I did like seeing the one page of Harley dealing with the loss of Ivy, showing she has been completely shaken by the thing, questioning all her decisions. It the therapy scenes with the Trinity don’t crackle the way they should, especially Diana’s.
So far, nothing special here … at all.
The Harley scene was one of the better moments but the Trinity scenes fell hugely flat for me; have they even switched ON the therapy robots? The heroes would be better off speaking to a wise human being who would offer feedback. Alfred, maybe.
OK, last issue was a shock, but this issue I flat-out enjoyed. The Harley vs the Big Three scene reminded me of the Deathstroke vs the JLA scene too — but I enjoyed that then, and I enjoyed this now. I like my heroes non-omnipotent, and being able to be taken off-guard. When I was growing up, Batman was routinely bested (temporarily, of course) by average thugs who caught him by surprise, or just plain outnumbered him. So I don’t mind when them getting bested now and then, even against someone they’d beat 99 times out of 100. There’s always that 100th time. And I liked Harley’s plan — particularly going to the Penguin because she knew he’d squawk.
And I really liked the Booster/Barry scene, too. And I don’t have too much problem with Booster’s characterization — it seems pretty in line with his JLI days, but he’s dealing with a much more serious issue here.
And I think the Superman interview, at least, brought something new to the table — or at least articulated something that’s often implied. I’ve heard the “Is Superman really Clark or Superman” many times before, but the second halves of his question — “Is Clark Superman trying to be flawed, or is Superman Clark trying to be better?” really worked for me. It’s that “trying to be better” part — the idea that Superman is an ideal that sometimes even Superman can’t live up to. That interests me.
As for Lois, well — I agree that King beats that spelling thing to death here. I think I would have liked it better if it was an internal monologue — like this is what’s on Lois’s mind while her coworker is talking to her, not that she’s intentionally being repeatedly and deliberately rude. Put most of Lois’s dialogue in caption boxes instead, and I’d be all for that scene.
Anyway, I’m sorry you’re not enjoying this one. I hope you continue, though, because I’ll still like to read what you think about it!

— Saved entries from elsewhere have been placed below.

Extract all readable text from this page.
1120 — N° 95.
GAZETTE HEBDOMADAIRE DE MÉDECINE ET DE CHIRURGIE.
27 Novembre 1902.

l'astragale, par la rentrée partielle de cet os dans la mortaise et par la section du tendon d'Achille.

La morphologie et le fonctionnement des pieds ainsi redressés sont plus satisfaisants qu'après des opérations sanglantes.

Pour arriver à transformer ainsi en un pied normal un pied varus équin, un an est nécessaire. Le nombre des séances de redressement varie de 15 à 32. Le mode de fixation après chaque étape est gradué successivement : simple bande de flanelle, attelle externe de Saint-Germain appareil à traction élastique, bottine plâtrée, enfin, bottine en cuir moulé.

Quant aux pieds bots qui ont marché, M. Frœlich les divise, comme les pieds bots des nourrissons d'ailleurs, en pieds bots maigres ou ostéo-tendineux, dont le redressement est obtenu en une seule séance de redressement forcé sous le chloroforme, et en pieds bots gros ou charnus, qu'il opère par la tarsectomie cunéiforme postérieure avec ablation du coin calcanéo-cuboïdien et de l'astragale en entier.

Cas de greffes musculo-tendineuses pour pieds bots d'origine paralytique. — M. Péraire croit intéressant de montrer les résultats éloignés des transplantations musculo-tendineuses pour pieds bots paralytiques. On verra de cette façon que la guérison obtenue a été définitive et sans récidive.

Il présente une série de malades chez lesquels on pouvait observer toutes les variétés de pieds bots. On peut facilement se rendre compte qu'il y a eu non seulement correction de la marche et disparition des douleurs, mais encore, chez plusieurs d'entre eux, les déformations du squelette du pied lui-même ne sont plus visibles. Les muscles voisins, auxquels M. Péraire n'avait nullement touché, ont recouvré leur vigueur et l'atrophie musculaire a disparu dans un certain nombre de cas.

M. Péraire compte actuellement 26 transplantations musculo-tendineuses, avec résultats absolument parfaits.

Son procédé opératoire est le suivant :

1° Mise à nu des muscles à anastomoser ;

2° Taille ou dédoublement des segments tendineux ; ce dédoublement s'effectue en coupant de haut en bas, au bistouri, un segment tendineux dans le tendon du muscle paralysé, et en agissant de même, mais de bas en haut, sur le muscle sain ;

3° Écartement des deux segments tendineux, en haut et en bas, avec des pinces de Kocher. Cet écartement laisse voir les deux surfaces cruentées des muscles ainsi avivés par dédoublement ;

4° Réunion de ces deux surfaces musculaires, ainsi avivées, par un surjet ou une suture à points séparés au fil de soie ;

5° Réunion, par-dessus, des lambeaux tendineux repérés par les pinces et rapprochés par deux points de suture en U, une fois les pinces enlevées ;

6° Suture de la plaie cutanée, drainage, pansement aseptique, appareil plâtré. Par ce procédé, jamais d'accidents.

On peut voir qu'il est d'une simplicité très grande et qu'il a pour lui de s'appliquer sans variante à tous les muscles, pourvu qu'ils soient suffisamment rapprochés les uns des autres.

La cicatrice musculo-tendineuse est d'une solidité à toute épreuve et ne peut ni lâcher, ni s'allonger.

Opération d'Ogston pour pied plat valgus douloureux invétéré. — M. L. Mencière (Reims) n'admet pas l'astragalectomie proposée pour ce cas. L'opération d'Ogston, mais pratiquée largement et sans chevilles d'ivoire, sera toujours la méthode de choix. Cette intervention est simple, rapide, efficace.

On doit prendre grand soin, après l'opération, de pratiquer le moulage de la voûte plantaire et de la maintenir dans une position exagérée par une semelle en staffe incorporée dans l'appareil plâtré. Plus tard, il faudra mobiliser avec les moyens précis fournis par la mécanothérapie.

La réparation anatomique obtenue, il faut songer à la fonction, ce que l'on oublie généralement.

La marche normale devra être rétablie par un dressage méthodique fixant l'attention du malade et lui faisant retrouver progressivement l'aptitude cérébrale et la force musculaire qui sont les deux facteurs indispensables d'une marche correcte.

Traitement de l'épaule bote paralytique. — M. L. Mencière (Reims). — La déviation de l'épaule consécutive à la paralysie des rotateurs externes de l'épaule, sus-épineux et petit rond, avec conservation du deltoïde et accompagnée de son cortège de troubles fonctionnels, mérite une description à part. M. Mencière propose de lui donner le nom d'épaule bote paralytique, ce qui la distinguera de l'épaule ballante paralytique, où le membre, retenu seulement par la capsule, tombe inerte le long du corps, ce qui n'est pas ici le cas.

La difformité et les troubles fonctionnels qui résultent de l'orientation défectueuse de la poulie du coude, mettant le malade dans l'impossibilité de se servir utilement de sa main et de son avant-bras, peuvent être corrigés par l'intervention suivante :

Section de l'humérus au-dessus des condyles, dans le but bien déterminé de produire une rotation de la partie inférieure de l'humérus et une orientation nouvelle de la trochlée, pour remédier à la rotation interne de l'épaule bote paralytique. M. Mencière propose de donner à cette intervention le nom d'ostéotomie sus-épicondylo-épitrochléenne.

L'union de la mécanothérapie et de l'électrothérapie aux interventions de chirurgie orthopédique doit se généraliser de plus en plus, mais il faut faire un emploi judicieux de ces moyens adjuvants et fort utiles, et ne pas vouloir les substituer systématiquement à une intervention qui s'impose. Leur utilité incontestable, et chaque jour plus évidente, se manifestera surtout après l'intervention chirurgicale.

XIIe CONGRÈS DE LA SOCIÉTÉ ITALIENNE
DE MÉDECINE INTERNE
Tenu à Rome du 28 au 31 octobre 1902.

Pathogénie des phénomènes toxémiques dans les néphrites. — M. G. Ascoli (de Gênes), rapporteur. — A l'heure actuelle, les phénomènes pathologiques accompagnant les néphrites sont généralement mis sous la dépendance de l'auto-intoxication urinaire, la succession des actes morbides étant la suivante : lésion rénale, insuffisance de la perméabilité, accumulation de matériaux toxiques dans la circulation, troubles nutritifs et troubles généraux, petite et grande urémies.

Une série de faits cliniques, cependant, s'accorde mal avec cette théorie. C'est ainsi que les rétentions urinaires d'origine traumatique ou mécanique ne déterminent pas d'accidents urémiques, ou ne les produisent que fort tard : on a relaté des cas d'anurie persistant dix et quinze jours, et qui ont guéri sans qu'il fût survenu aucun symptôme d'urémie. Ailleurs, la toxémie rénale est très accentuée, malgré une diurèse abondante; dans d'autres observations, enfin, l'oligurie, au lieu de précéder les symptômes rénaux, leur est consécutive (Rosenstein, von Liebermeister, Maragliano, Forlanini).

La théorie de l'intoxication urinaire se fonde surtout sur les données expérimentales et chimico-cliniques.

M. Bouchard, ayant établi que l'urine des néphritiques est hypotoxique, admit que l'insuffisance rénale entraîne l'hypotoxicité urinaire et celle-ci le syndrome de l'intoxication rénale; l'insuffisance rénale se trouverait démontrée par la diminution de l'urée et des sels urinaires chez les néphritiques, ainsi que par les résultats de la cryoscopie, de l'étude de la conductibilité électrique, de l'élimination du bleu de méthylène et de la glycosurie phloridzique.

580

Oh, you know me, I don’t actually ‘hate read’ but I am horribly curious.
I can’t think of a single writer in comics who can convincingly present a reporter, but this was particularly bad. Also, those clothes… Lois has a public-facing role and shouldn’t be dressing like she’s off to pick up someone st Bibbo’s
Definitely, I like non-omnipotent Batman, but here he has the two other most iconic heroes of the DCU go hand, both with super-Speed and reflexes, one with super-vision and speed breath… maybe they’re fooling Harley for some reason?
Thank you for reading this so I don’t have to!
You’re welcome… and suggestions for reviews are always welcome, let’s save you more money!